ほかにも、開口、閉口の対になっているシーサーをよく見掛けると思いますが、城門や寺社の門によく見られて、一般的には口を開けている方が「オス」、口を閉ざしている方が「メス」とされています。
さらに、沖縄県内の現存する中で最も古いといわれているシーサーってご存知ですか? そう、八重瀬町(やえせちょう)の富盛にありますね。沖縄戦を経ても残り、戦時中の銃弾の跡が残っていて、当時の様子を今も伝えています。
「貝」を置く魔除け
門の上の「魔除け」としては、「シャコ貝」や「スイジ貝」「クモ貝」が有名です。「シャコ貝」は呪力(じゅりょく)があるとされていて、沖縄本島の東部、特に、うるま市の伊計島(いけいじま)や津堅島(つけんじま)によく見られます。
「スイジ貝」は形が「水」の字に似ているため、スイジ貝と呼ばれるようになったそう。また、「クモ貝」も6本の突起があるのが特徴で、共に門の上や石垣の上に置かれています。
かわいいおまもり「マース袋」
また、「おまもり」としては、お土産品にもなっている「マース袋」をご存知の人も多いのではないでしょうか。
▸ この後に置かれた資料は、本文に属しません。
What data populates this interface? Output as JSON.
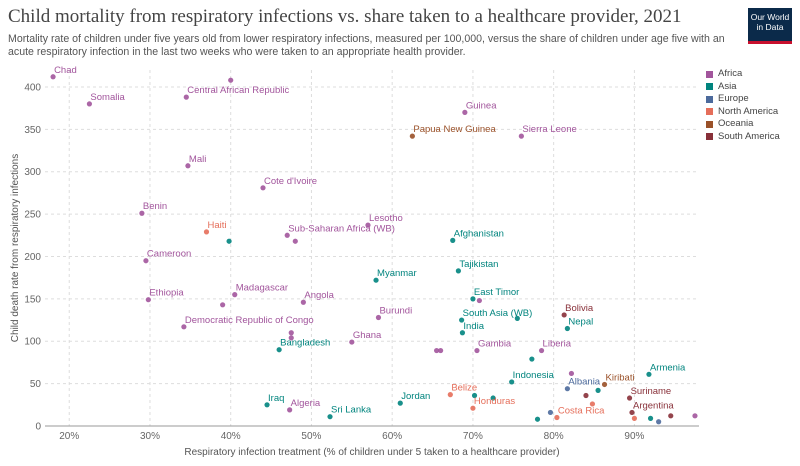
{
  "header": {
    "title": "Child mortality from respiratory infections vs. share taken to a healthcare provider, 2021",
    "subtitle": "Mortality rate of children under five years old from lower respiratory infections, measured per 100,000, versus the share of children under age five with an acute respiratory infection in the last two weeks who were taken to an appropriate health provider.",
    "logo_line1": "Our World",
    "logo_line2": "in Data"
  },
  "colors": {
    "Africa": "#a2559c",
    "Asia": "#00847e",
    "Europe": "#4c6a9c",
    "North America": "#e56e5a",
    "Oceania": "#9a5129",
    "South America": "#883039"
  },
  "chart_data": {
    "type": "scatter",
    "xlabel": "Respiratory infection treatment (% of children under 5 taken to a healthcare provider)",
    "ylabel": "Child death rate from respiratory infections",
    "xlim": [
      17,
      98
    ],
    "ylim": [
      0,
      420
    ],
    "xticks": [
      20,
      30,
      40,
      50,
      60,
      70,
      80,
      90
    ],
    "xtick_labels": [
      "20%",
      "30%",
      "40%",
      "50%",
      "60%",
      "70%",
      "80%",
      "90%"
    ],
    "yticks": [
      0,
      50,
      100,
      150,
      200,
      250,
      300,
      350,
      400
    ],
    "grid": "dashed",
    "legend": [
      "Africa",
      "Asia",
      "Europe",
      "North America",
      "Oceania",
      "South America"
    ],
    "legend_position": "right",
    "points": [
      {
        "label": "Chad",
        "region": "Africa",
        "x": 18,
        "y": 412
      },
      {
        "label": "",
        "region": "Africa",
        "x": 40,
        "y": 408
      },
      {
        "label": "Central African Republic",
        "region": "Africa",
        "x": 34.5,
        "y": 388
      },
      {
        "label": "Somalia",
        "region": "Africa",
        "x": 22.5,
        "y": 380
      },
      {
        "label": "Guinea",
        "region": "Africa",
        "x": 69,
        "y": 370
      },
      {
        "label": "Papua New Guinea",
        "region": "Oceania",
        "x": 62.5,
        "y": 342
      },
      {
        "label": "Sierra Leone",
        "region": "Africa",
        "x": 76,
        "y": 342
      },
      {
        "label": "Mali",
        "region": "Africa",
        "x": 34.7,
        "y": 307
      },
      {
        "label": "Cote d'Ivoire",
        "region": "Africa",
        "x": 44,
        "y": 281
      },
      {
        "label": "Benin",
        "region": "Africa",
        "x": 29,
        "y": 251
      },
      {
        "label": "Lesotho",
        "region": "Africa",
        "x": 57,
        "y": 237
      },
      {
        "label": "Haiti",
        "region": "North America",
        "x": 37,
        "y": 229
      },
      {
        "label": "Sub-Saharan Africa (WB)",
        "region": "Africa",
        "x": 47,
        "y": 225
      },
      {
        "label": "",
        "region": "Asia",
        "x": 39.8,
        "y": 218
      },
      {
        "label": "",
        "region": "Africa",
        "x": 48,
        "y": 218
      },
      {
        "label": "Afghanistan",
        "region": "Asia",
        "x": 67.5,
        "y": 219
      },
      {
        "label": "Cameroon",
        "region": "Africa",
        "x": 29.5,
        "y": 195
      },
      {
        "label": "Tajikistan",
        "region": "Asia",
        "x": 68.2,
        "y": 183
      },
      {
        "label": "Myanmar",
        "region": "Asia",
        "x": 58,
        "y": 172
      },
      {
        "label": "Madagascar",
        "region": "Africa",
        "x": 40.5,
        "y": 155
      },
      {
        "label": "Ethiopia",
        "region": "Africa",
        "x": 29.8,
        "y": 149
      },
      {
        "label": "",
        "region": "Africa",
        "x": 39,
        "y": 143
      },
      {
        "label": "Angola",
        "region": "Africa",
        "x": 49,
        "y": 146
      },
      {
        "label": "East Timor",
        "region": "Asia",
        "x": 70,
        "y": 150
      },
      {
        "label": "",
        "region": "Africa",
        "x": 70.8,
        "y": 148
      },
      {
        "label": "Bolivia",
        "region": "South America",
        "x": 81.3,
        "y": 131
      },
      {
        "label": "Burundi",
        "region": "Africa",
        "x": 58.3,
        "y": 128
      },
      {
        "label": "South Asia (WB)",
        "region": "Asia",
        "x": 68.6,
        "y": 125
      },
      {
        "label": "",
        "region": "Asia",
        "x": 75.5,
        "y": 127
      },
      {
        "label": "Democratic Republic of Congo",
        "region": "Africa",
        "x": 34.2,
        "y": 117
      },
      {
        "label": "Nepal",
        "region": "Asia",
        "x": 81.7,
        "y": 115
      },
      {
        "label": "India",
        "region": "Asia",
        "x": 68.7,
        "y": 110
      },
      {
        "label": "",
        "region": "Africa",
        "x": 47.5,
        "y": 110
      },
      {
        "label": "",
        "region": "Africa",
        "x": 47.5,
        "y": 104
      },
      {
        "label": "Ghana",
        "region": "Africa",
        "x": 55,
        "y": 99
      },
      {
        "label": "Bangladesh",
        "region": "Asia",
        "x": 46,
        "y": 90
      },
      {
        "label": "",
        "region": "Africa",
        "x": 65.5,
        "y": 89
      },
      {
        "label": "",
        "region": "Africa",
        "x": 66,
        "y": 89
      },
      {
        "label": "Gambia",
        "region": "Africa",
        "x": 70.5,
        "y": 89
      },
      {
        "label": "Liberia",
        "region": "Africa",
        "x": 78.5,
        "y": 89
      },
      {
        "label": "",
        "region": "Asia",
        "x": 77.3,
        "y": 79
      },
      {
        "label": "Armenia",
        "region": "Asia",
        "x": 91.8,
        "y": 61
      },
      {
        "label": "",
        "region": "Africa",
        "x": 82.2,
        "y": 62
      },
      {
        "label": "Indonesia",
        "region": "Asia",
        "x": 74.8,
        "y": 52
      },
      {
        "label": "Kiribati",
        "region": "Oceania",
        "x": 86.3,
        "y": 49
      },
      {
        "label": "Albania",
        "region": "Europe",
        "x": 81.7,
        "y": 44
      },
      {
        "label": "",
        "region": "South America",
        "x": 84,
        "y": 36
      },
      {
        "label": "",
        "region": "Asia",
        "x": 85.5,
        "y": 42
      },
      {
        "label": "Belize",
        "region": "North America",
        "x": 67.2,
        "y": 37
      },
      {
        "label": "",
        "region": "Asia",
        "x": 70.2,
        "y": 36
      },
      {
        "label": "Suriname",
        "region": "South America",
        "x": 89.4,
        "y": 33
      },
      {
        "label": "Jordan",
        "region": "Asia",
        "x": 61,
        "y": 27
      },
      {
        "label": "Honduras",
        "region": "North America",
        "x": 70,
        "y": 21
      },
      {
        "label": "",
        "region": "Asia",
        "x": 72.5,
        "y": 33
      },
      {
        "label": "",
        "region": "North America",
        "x": 84.8,
        "y": 26
      },
      {
        "label": "Iraq",
        "region": "Asia",
        "x": 44.5,
        "y": 25
      },
      {
        "label": "Algeria",
        "region": "Africa",
        "x": 47.3,
        "y": 19
      },
      {
        "label": "Argentina",
        "region": "South America",
        "x": 89.7,
        "y": 16
      },
      {
        "label": "Costa Rica",
        "region": "North America",
        "x": 80.4,
        "y": 10
      },
      {
        "label": "",
        "region": "Europe",
        "x": 79.6,
        "y": 16
      },
      {
        "label": "Sri Lanka",
        "region": "Asia",
        "x": 52.3,
        "y": 11
      },
      {
        "label": "",
        "region": "Asia",
        "x": 78,
        "y": 8
      },
      {
        "label": "",
        "region": "North America",
        "x": 90,
        "y": 9
      },
      {
        "label": "",
        "region": "Asia",
        "x": 92,
        "y": 9
      },
      {
        "label": "",
        "region": "Europe",
        "x": 93,
        "y": 5
      },
      {
        "label": "",
        "region": "South America",
        "x": 94.5,
        "y": 12
      },
      {
        "label": "",
        "region": "Africa",
        "x": 97.5,
        "y": 12
      }
    ]
  }
}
「マース」は沖縄の言葉で「塩」という意味。マースは調味料としてだけでなく、清めの塩やおまもりとして、人々の生活の中に深く関わっていたのです。沖縄は島国なので、「旅」は常に危険と隣り合わせ。身を守ってくれるものとしてマースに祈りを込めて、身に付けていたそうです。
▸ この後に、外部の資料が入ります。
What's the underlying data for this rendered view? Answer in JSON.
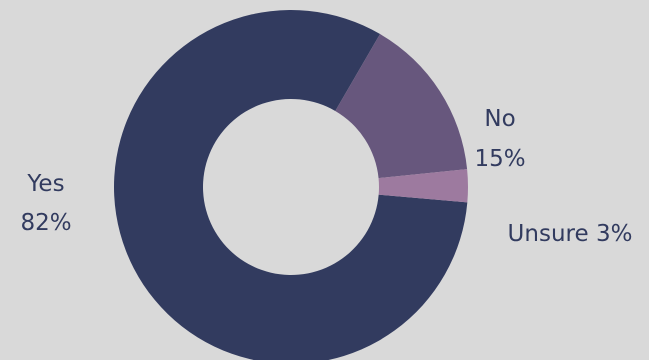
{
  "chart_data": {
    "type": "pie",
    "donut": true,
    "slices": [
      {
        "category": "Yes",
        "value": 82,
        "value_label": "82%",
        "color": "#323b5f"
      },
      {
        "category": "No",
        "value": 15,
        "value_label": "15%",
        "color": "#67577d"
      },
      {
        "category": "Unsure",
        "value": 3,
        "value_label": "3%",
        "color": "#9d7a9f"
      }
    ],
    "label_color": "#323b5f",
    "background": "#d9d9d9"
  }
}
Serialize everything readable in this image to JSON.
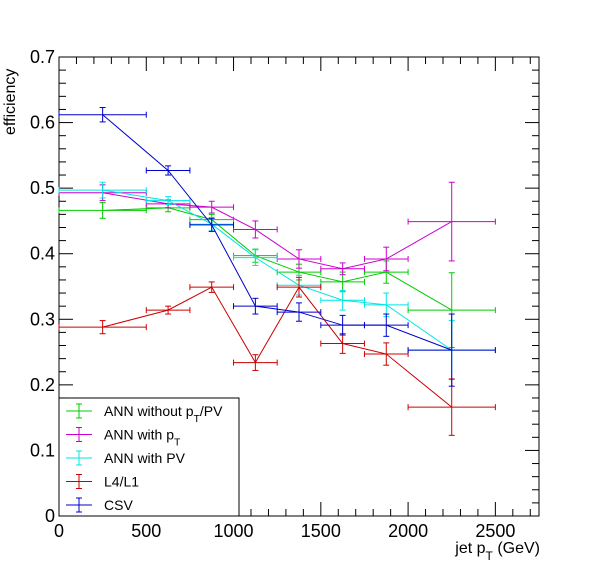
{
  "chart_data": {
    "type": "scatter",
    "title": "",
    "xlabel": "jet p_T (GeV)",
    "ylabel": "efficiency",
    "xlim": [
      0,
      2750
    ],
    "ylim": [
      0,
      0.7
    ],
    "xticks": [
      0,
      500,
      1000,
      1500,
      2000,
      2500
    ],
    "yticks": [
      0,
      0.1,
      0.2,
      0.3,
      0.4,
      0.5,
      0.6,
      0.7
    ],
    "grid": false,
    "legend_position": "bottom-left",
    "series": [
      {
        "name": "ANN without p_T/PV",
        "color": "#00cc00",
        "points": [
          {
            "x": 250,
            "xlo": 0,
            "xhi": 500,
            "y": 0.466,
            "err": 0.012
          },
          {
            "x": 625,
            "xlo": 500,
            "xhi": 750,
            "y": 0.47,
            "err": 0.006
          },
          {
            "x": 875,
            "xlo": 750,
            "xhi": 1000,
            "y": 0.452,
            "err": 0.008
          },
          {
            "x": 1125,
            "xlo": 1000,
            "xhi": 1250,
            "y": 0.397,
            "err": 0.01
          },
          {
            "x": 1375,
            "xlo": 1250,
            "xhi": 1500,
            "y": 0.372,
            "err": 0.012
          },
          {
            "x": 1625,
            "xlo": 1500,
            "xhi": 1750,
            "y": 0.357,
            "err": 0.015
          },
          {
            "x": 1875,
            "xlo": 1750,
            "xhi": 2000,
            "y": 0.372,
            "err": 0.017
          },
          {
            "x": 2250,
            "xlo": 2000,
            "xhi": 2500,
            "y": 0.314,
            "err": 0.057
          }
        ]
      },
      {
        "name": "ANN with p_T",
        "color": "#cc00cc",
        "points": [
          {
            "x": 250,
            "xlo": 0,
            "xhi": 500,
            "y": 0.493,
            "err": 0.012
          },
          {
            "x": 625,
            "xlo": 500,
            "xhi": 750,
            "y": 0.476,
            "err": 0.006
          },
          {
            "x": 875,
            "xlo": 750,
            "xhi": 1000,
            "y": 0.471,
            "err": 0.009
          },
          {
            "x": 1125,
            "xlo": 1000,
            "xhi": 1250,
            "y": 0.437,
            "err": 0.013
          },
          {
            "x": 1375,
            "xlo": 1250,
            "xhi": 1500,
            "y": 0.392,
            "err": 0.014
          },
          {
            "x": 1625,
            "xlo": 1500,
            "xhi": 1750,
            "y": 0.377,
            "err": 0.009
          },
          {
            "x": 1875,
            "xlo": 1750,
            "xhi": 2000,
            "y": 0.392,
            "err": 0.018
          },
          {
            "x": 2250,
            "xlo": 2000,
            "xhi": 2500,
            "y": 0.449,
            "err": 0.06
          }
        ]
      },
      {
        "name": "ANN with PV",
        "color": "#00e5e5",
        "points": [
          {
            "x": 250,
            "xlo": 0,
            "xhi": 500,
            "y": 0.497,
            "err": 0.012
          },
          {
            "x": 625,
            "xlo": 500,
            "xhi": 750,
            "y": 0.481,
            "err": 0.006
          },
          {
            "x": 875,
            "xlo": 750,
            "xhi": 1000,
            "y": 0.445,
            "err": 0.01
          },
          {
            "x": 1125,
            "xlo": 1000,
            "xhi": 1250,
            "y": 0.394,
            "err": 0.012
          },
          {
            "x": 1375,
            "xlo": 1250,
            "xhi": 1500,
            "y": 0.352,
            "err": 0.015
          },
          {
            "x": 1625,
            "xlo": 1500,
            "xhi": 1750,
            "y": 0.329,
            "err": 0.015
          },
          {
            "x": 1875,
            "xlo": 1750,
            "xhi": 2000,
            "y": 0.322,
            "err": 0.018
          },
          {
            "x": 2250,
            "xlo": 2000,
            "xhi": 2500,
            "y": 0.253,
            "err": 0.045
          }
        ]
      },
      {
        "name": "L4/L1",
        "color": "#cc0000",
        "points": [
          {
            "x": 250,
            "xlo": 0,
            "xhi": 500,
            "y": 0.288,
            "err": 0.01
          },
          {
            "x": 625,
            "xlo": 500,
            "xhi": 750,
            "y": 0.314,
            "err": 0.006
          },
          {
            "x": 875,
            "xlo": 750,
            "xhi": 1000,
            "y": 0.349,
            "err": 0.008
          },
          {
            "x": 1125,
            "xlo": 1000,
            "xhi": 1250,
            "y": 0.234,
            "err": 0.012
          },
          {
            "x": 1375,
            "xlo": 1250,
            "xhi": 1500,
            "y": 0.349,
            "err": 0.015
          },
          {
            "x": 1625,
            "xlo": 1500,
            "xhi": 1750,
            "y": 0.263,
            "err": 0.015
          },
          {
            "x": 1875,
            "xlo": 1750,
            "xhi": 2000,
            "y": 0.247,
            "err": 0.017
          },
          {
            "x": 2250,
            "xlo": 2000,
            "xhi": 2500,
            "y": 0.166,
            "err": 0.043
          }
        ]
      },
      {
        "name": "CSV",
        "color": "#0000cc",
        "points": [
          {
            "x": 250,
            "xlo": 0,
            "xhi": 500,
            "y": 0.612,
            "err": 0.011
          },
          {
            "x": 625,
            "xlo": 500,
            "xhi": 750,
            "y": 0.527,
            "err": 0.007
          },
          {
            "x": 875,
            "xlo": 750,
            "xhi": 1000,
            "y": 0.444,
            "err": 0.01
          },
          {
            "x": 1125,
            "xlo": 1000,
            "xhi": 1250,
            "y": 0.32,
            "err": 0.012
          },
          {
            "x": 1375,
            "xlo": 1250,
            "xhi": 1500,
            "y": 0.311,
            "err": 0.014
          },
          {
            "x": 1625,
            "xlo": 1500,
            "xhi": 1750,
            "y": 0.291,
            "err": 0.015
          },
          {
            "x": 1875,
            "xlo": 1750,
            "xhi": 2000,
            "y": 0.291,
            "err": 0.017
          },
          {
            "x": 2250,
            "xlo": 2000,
            "xhi": 2500,
            "y": 0.253,
            "err": 0.055
          }
        ]
      }
    ]
  }
}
今では危険から身を守るだけでなく、開運や縁結びなどのめでたいものとして、財布やカバンに付けたり、受験の時の合格祈願として贈られたり、まさに縁起物。こちらもお土産品でかわいいカラフルなものが多く売られていますので、チェックしてみてください。
「サン」の力に守られる
さらに、おまもりをもう一つ。「サン/サングヮー」と呼ばれるものです。これは、弁当や法事で使われる重箱の上に置いてマジムンが食べ物を腐らせてしまうことから守ったり、子供たちを襲うマジムンの魔除けや厄除け用にかばんに付けたり、子供の夜泣きがすごい時に枕の下に入れたりすることもあるようです。
これらは小さいものですが、春に行われるシーミー(清明祭)や夏の旧盆の時期はすすきを使った大きいサングヮーを、玄関や家の敷地、井戸に置いて、また、農具や庭木などに結んで魔除けをします。
この「サン/サングヮー」もお土産品としてレザーやススキで作られたものが売っています。こちらもかわいいし、アクセサリーにもなりますね。
まもなく2020年が終わり、新年を迎えます。新しい年のおまもりとして、常に沖縄を感じられるアイテムとして、身に付けてみてはいかがでしょうか?